9 I will weep with the tears of Jazer over this, the vineyard of Sibmah. I will inebriate you with my tears, Heshbon and Elealeh! For the sound of those who trample has rushed over your vintage and over your harvest.
Daarom beween ik, in de wening over Jaezer, den wijnstok van Sibma, ik maak u doornat met mijn tranen, o Hesbon en Eleale! want het vreugdegeschrei over uw zomervruchten en over uw oogst is gevallen;
10 And so, rejoicing and exultation will be taken away from Carmel, and there will be no jubilation or exultation in the vineyards. He who was accustomed to tread will not tread out the wine in the winepress.
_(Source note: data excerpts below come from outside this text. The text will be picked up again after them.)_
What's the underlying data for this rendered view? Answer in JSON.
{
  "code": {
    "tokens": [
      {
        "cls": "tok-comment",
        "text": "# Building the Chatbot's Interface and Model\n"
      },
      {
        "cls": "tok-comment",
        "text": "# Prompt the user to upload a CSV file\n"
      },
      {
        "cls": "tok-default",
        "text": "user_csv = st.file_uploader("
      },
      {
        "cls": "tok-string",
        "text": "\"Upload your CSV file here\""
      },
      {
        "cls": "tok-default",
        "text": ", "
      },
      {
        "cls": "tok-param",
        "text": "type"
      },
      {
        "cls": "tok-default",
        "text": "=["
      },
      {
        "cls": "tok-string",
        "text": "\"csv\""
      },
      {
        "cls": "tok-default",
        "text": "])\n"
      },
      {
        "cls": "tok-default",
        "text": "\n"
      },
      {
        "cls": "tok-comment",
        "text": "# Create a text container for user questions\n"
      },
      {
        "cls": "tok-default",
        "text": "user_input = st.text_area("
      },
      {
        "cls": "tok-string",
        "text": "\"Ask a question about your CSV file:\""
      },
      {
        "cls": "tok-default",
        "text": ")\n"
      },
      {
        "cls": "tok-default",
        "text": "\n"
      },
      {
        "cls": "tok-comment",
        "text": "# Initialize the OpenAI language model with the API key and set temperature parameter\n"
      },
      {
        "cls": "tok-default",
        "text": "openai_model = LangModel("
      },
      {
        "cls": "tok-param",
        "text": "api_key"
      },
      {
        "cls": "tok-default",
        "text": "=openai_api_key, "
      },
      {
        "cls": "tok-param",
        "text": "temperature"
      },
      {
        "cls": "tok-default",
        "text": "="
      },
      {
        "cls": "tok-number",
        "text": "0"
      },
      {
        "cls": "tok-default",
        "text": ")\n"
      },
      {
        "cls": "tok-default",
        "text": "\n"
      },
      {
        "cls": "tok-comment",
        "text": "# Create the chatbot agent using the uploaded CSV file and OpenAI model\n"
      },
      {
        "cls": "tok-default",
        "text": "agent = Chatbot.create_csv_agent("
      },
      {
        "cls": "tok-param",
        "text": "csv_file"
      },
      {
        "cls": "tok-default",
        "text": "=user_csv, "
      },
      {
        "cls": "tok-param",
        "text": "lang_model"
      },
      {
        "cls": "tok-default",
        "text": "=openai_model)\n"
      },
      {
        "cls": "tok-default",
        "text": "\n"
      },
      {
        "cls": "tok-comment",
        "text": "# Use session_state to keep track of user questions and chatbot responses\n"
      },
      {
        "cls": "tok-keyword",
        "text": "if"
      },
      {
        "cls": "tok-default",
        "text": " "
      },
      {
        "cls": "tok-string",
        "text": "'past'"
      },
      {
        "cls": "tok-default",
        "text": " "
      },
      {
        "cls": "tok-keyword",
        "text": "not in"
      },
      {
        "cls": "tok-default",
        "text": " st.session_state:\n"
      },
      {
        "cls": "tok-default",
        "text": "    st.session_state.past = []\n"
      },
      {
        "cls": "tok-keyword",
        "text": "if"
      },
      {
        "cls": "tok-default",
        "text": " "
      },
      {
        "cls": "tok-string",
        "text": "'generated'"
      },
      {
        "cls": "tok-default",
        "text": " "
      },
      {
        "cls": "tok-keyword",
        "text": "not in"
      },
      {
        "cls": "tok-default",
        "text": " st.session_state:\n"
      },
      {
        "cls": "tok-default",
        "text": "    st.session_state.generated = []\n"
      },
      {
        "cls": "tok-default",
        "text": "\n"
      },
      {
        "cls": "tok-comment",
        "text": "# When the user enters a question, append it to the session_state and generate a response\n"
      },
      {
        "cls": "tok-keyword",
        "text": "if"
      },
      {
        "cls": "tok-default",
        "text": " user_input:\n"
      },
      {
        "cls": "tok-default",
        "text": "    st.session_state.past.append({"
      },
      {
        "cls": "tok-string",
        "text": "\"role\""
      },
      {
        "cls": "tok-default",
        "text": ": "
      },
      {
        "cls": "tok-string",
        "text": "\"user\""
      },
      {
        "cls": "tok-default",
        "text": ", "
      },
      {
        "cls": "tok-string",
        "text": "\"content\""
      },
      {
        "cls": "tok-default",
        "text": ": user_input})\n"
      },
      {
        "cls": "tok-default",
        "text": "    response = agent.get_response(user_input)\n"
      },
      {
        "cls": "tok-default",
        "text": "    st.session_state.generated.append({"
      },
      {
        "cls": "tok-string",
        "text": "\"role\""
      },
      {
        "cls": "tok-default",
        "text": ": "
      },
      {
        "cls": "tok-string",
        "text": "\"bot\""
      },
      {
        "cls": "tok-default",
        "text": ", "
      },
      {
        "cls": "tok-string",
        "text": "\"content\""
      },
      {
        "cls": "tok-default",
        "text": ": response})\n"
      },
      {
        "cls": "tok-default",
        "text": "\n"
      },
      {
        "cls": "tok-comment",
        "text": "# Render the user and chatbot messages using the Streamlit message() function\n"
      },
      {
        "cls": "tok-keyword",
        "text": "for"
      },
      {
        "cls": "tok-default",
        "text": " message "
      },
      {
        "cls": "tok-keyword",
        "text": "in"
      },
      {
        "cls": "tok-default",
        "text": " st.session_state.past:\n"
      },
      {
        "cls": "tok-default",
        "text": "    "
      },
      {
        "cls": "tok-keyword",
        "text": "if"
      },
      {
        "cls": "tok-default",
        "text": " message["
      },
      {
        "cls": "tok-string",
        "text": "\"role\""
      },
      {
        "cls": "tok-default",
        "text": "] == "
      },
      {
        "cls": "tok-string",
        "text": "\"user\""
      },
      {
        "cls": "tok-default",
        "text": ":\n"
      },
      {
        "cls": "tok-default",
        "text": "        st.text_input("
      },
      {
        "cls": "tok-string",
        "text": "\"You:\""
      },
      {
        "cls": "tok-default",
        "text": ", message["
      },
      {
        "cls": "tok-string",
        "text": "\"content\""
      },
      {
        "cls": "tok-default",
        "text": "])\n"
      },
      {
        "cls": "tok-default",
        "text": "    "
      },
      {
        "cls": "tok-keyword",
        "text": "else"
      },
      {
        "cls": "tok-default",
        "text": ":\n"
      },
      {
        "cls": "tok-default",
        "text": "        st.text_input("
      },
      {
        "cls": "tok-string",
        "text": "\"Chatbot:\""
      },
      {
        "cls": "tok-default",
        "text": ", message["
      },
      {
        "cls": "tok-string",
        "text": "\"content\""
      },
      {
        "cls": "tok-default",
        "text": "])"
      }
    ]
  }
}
I have taken away the sound of those who tread.
Alzo dat de blijdschap en vrolijkheid weggenomen is van het vruchtbare veld, en in de wijngaarden wordt niet gezongen, noch enig gejuich gemaakt; de druiven treder treedt geen wijn uit in de wijnbakken, ik heb het vreugdegeschrei doen ophouden.
11 Over this, my heart will resonate like a harp for Moab, and my inner most being for the brick wall.
Daarom rommelt mijn ingewand over Moab, als een harp, en mijn binnenste over Kir-heres.
12 And this shall be: when it is seen that Moab has struggled upon his high places, he will enter his holy places to pray, but he will not prevail.
En het zal geschieden, als men zien zal, dat Moab vermoeid is geworden op de hoogten, dan zal hij in zijn heiligdom gaan om te aanbidden, maar hij zal niet vermogen.
13 This is the word that the Lord has spoken to Moab concerning that time.
Dit is het woord, dat de HEERE tegen Moab gesproken heeft, van toen af.
14 And now the Lord has spoken, saying: In three years, like the years of a hired hand, the glory of Moab concerning the entire multitude of the people will be taken away, and what is left behind will be small and weak and not so numerous.
Maar nu spreekt de HEERE, zeggende: Binnen drie jaren (als de jaren eens huurlings), dan zal de eer van Moab verachtzaam gemaakt worden, met al die grote menigte; en het overblijfsel zal klein, weinig, onmachtig wezen.